Let's say the AI wants to save a drowning child. However, the universe happens to care about this single moment in time, and iff the AI saves the child, 3^^^^3 people will die instant instantly, and then the AI will be given information to verify that this has occurred with high probability. One of the simplest ways for the universe-program to implement this is:
If (AI saves child), then reset all bits in that constantly evolving 3^^^^3-entry long data structure over there to zero, send proof to AI. Else, proceed normally.
Note that this is magic. Magic is that which cannot be understood, that which correlates with no data other than itself. The code could just as easily be this:
If (AI saves child), then proceed normally. Else, reset all bits in that constantly evolving 3^^^^3-entry long data structure over there to zero, send proof to AI.
Those two code segments are equally complicated. The AI shouldn't weight either higher than the other. For each small increment in complexity to the "malevolent" code you make from there, to have it carry out the same function, I contend that you can make a corresponding increment in the "benevolent" code to do the same thing.
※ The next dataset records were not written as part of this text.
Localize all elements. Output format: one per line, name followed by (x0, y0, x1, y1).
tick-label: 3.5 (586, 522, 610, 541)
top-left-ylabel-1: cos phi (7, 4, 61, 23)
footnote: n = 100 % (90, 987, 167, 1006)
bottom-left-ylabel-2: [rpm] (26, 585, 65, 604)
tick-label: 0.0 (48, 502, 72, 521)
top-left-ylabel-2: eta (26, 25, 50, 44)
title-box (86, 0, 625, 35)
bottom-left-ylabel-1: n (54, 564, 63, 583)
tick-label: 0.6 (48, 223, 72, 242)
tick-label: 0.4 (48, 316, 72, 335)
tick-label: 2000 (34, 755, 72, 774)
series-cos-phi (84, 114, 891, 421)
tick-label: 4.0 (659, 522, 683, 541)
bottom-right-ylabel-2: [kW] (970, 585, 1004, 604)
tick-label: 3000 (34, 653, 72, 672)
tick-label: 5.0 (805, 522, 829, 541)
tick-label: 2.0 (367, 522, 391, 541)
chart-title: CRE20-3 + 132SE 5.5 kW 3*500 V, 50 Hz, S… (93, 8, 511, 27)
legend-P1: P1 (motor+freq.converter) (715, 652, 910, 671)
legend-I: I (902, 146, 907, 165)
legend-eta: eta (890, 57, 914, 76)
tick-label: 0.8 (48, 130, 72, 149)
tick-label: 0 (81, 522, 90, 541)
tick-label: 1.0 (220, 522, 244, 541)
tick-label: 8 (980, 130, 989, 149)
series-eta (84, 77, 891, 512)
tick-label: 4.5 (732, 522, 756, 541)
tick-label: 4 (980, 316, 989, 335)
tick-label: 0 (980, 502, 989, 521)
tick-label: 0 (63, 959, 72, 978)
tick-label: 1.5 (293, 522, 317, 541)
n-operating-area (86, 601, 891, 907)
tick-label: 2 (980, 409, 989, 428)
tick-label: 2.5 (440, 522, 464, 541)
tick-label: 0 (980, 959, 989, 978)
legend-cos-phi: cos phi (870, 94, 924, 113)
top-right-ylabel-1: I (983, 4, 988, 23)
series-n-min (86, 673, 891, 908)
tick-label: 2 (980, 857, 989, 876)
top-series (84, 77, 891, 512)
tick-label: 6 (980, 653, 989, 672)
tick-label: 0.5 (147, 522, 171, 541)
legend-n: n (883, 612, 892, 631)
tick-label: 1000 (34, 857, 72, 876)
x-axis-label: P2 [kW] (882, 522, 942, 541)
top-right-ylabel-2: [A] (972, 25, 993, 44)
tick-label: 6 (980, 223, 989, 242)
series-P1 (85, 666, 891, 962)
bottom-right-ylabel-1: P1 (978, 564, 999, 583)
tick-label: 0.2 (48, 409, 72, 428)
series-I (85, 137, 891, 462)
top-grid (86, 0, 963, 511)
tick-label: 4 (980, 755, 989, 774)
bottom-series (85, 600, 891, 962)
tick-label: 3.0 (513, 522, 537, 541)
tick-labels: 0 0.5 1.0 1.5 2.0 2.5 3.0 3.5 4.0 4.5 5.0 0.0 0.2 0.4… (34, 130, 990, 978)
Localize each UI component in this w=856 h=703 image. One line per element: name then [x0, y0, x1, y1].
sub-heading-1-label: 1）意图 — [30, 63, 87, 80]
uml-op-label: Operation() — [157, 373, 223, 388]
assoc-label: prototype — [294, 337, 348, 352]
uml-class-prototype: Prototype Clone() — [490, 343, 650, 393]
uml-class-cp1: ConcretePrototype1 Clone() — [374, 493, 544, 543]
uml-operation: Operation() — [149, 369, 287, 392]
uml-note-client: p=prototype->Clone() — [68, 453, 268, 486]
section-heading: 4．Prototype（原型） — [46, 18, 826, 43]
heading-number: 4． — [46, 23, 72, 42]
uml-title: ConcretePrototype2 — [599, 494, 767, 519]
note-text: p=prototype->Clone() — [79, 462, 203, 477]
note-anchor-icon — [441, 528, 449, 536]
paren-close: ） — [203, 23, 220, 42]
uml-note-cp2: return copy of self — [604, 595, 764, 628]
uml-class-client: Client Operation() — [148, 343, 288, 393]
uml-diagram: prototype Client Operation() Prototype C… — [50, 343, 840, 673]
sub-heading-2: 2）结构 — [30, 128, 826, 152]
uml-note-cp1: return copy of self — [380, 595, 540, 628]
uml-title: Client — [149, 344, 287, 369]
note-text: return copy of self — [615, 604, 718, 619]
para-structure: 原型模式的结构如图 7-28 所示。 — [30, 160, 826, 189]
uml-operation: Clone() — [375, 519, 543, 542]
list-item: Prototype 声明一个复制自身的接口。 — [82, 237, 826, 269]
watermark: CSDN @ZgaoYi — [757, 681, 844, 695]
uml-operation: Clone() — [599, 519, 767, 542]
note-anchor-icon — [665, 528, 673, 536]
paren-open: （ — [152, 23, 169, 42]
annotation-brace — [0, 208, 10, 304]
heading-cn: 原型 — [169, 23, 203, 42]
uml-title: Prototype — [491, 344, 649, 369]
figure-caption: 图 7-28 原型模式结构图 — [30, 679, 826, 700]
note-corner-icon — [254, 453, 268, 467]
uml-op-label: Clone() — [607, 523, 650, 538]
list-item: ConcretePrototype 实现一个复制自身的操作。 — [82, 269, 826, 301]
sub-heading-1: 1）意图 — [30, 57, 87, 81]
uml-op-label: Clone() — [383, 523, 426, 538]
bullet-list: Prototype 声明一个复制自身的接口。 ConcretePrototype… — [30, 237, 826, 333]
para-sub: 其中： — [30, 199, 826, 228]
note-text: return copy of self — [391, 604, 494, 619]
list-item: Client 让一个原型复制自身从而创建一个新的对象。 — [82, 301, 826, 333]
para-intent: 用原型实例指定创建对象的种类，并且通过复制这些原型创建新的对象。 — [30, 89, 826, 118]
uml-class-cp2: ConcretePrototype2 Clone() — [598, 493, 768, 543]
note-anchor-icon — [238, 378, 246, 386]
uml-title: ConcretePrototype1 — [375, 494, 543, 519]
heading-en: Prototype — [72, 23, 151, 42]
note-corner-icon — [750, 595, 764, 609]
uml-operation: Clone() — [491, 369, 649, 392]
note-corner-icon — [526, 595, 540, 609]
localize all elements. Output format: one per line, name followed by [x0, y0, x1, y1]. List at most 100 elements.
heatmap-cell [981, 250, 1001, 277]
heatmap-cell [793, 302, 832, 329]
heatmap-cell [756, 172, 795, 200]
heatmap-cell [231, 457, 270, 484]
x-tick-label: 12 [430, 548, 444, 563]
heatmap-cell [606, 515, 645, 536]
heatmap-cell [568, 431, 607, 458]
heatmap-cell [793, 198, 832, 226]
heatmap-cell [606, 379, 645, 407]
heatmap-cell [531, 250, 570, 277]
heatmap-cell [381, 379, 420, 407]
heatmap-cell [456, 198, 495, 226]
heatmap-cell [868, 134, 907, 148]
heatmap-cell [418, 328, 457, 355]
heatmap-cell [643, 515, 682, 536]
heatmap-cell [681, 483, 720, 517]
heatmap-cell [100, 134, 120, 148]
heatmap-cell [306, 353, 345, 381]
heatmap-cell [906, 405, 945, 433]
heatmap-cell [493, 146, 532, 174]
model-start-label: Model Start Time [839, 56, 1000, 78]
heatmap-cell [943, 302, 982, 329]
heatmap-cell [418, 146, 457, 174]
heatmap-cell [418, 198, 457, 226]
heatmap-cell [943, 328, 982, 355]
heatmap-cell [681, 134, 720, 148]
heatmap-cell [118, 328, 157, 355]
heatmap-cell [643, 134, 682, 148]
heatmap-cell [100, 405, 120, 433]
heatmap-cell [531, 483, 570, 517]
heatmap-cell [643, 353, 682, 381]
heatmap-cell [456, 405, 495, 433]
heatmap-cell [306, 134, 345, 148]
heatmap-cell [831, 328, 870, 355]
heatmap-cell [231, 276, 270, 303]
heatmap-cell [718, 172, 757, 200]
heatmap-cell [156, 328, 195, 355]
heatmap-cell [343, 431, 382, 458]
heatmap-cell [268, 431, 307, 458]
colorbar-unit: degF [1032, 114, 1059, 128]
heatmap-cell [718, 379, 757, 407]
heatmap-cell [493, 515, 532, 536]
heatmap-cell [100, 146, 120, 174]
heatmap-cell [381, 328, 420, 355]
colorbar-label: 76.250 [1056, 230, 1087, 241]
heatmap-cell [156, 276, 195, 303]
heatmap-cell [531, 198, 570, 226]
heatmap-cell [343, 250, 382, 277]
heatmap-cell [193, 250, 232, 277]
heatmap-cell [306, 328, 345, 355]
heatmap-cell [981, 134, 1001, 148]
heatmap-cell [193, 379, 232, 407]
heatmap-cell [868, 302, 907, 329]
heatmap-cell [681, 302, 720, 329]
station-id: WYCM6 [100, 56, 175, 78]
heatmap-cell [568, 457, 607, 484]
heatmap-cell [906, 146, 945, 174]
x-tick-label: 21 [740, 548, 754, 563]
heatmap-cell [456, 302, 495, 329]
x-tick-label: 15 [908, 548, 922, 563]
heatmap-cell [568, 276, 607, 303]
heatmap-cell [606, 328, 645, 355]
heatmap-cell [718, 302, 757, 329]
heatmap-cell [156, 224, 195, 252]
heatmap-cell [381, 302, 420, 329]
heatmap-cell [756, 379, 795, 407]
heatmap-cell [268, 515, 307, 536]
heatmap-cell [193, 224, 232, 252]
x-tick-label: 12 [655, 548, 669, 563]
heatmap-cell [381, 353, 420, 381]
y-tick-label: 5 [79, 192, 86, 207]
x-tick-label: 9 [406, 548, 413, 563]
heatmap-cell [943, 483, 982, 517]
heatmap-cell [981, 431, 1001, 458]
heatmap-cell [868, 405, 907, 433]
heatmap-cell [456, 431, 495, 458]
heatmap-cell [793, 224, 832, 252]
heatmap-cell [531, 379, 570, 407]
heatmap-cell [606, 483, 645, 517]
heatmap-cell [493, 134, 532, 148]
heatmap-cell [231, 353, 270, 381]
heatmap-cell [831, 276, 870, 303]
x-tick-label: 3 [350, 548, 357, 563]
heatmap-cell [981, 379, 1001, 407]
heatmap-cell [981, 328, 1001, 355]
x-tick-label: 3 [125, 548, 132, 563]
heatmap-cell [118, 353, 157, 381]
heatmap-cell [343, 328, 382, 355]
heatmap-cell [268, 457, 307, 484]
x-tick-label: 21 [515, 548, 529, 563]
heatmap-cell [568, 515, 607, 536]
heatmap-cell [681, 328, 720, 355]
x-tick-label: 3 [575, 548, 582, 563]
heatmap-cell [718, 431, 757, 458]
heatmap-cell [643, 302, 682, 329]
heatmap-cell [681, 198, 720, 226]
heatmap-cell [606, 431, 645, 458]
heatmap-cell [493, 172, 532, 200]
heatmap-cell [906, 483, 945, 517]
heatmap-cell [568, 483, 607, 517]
If our universe was optimized to give us hope, and then thwart our values, there's nothing even an AI can do about that. An AI can only optimize that which it both understands, and is permitted to optimize by the universe's code. The universe's code could be such that it gives the AI false beliefs about pretty much everything, and then the AI would be unable to optimize anything.
If the "malevolent" code runs, then the AI would make a HUGE update after that, possibly choosing not to save any drowning children anymore (though that update would be wrong if the code were as above...overfitting). But it can't update on the possibility that it might update - that would violate conservation of expected evidence. All disease might magically immediately be cured if the AI saves the drowing child. I don't see how this is any more complex.
So, this is what I contest. If one was really that much more likely, the AI would have already known about it (cf. what Eliezer says in "Technical Explanation": "How would I explain the event of my left arm being replaced by a blue tentacle? The answer is that I wouldn't. It isn't going to happen....If I was worried I might someday need a clever excuse for waking up with a tentacle, the reason I was nervous about the possibility would be my explanation."). An AI is designed to accomplish this task as best as is possible. I noticed my confusion when I recalled this paper referring to AIXI I'd previously taken a short look at. The AI won on Partially Observable Pacman; it did much better than I could ever hope to do (if I were given the data in the form of pure numerical reward signals, written down on paper). It didn't get stuck wondering whether it would lose 2,000,000 points when the most it had ever lost before was less than 100.
I know almost nothing about AI. I don't know the right way we should approximate AIXI, and modify it so that it knows it is a part of its environment. I do know enough about rationality from reading Less Wrong to know that we shouldn't shut it off just because it does something counterintuitive, if we did program it right. (And I hope to one day make both of the first two sentences in this paragraph false.)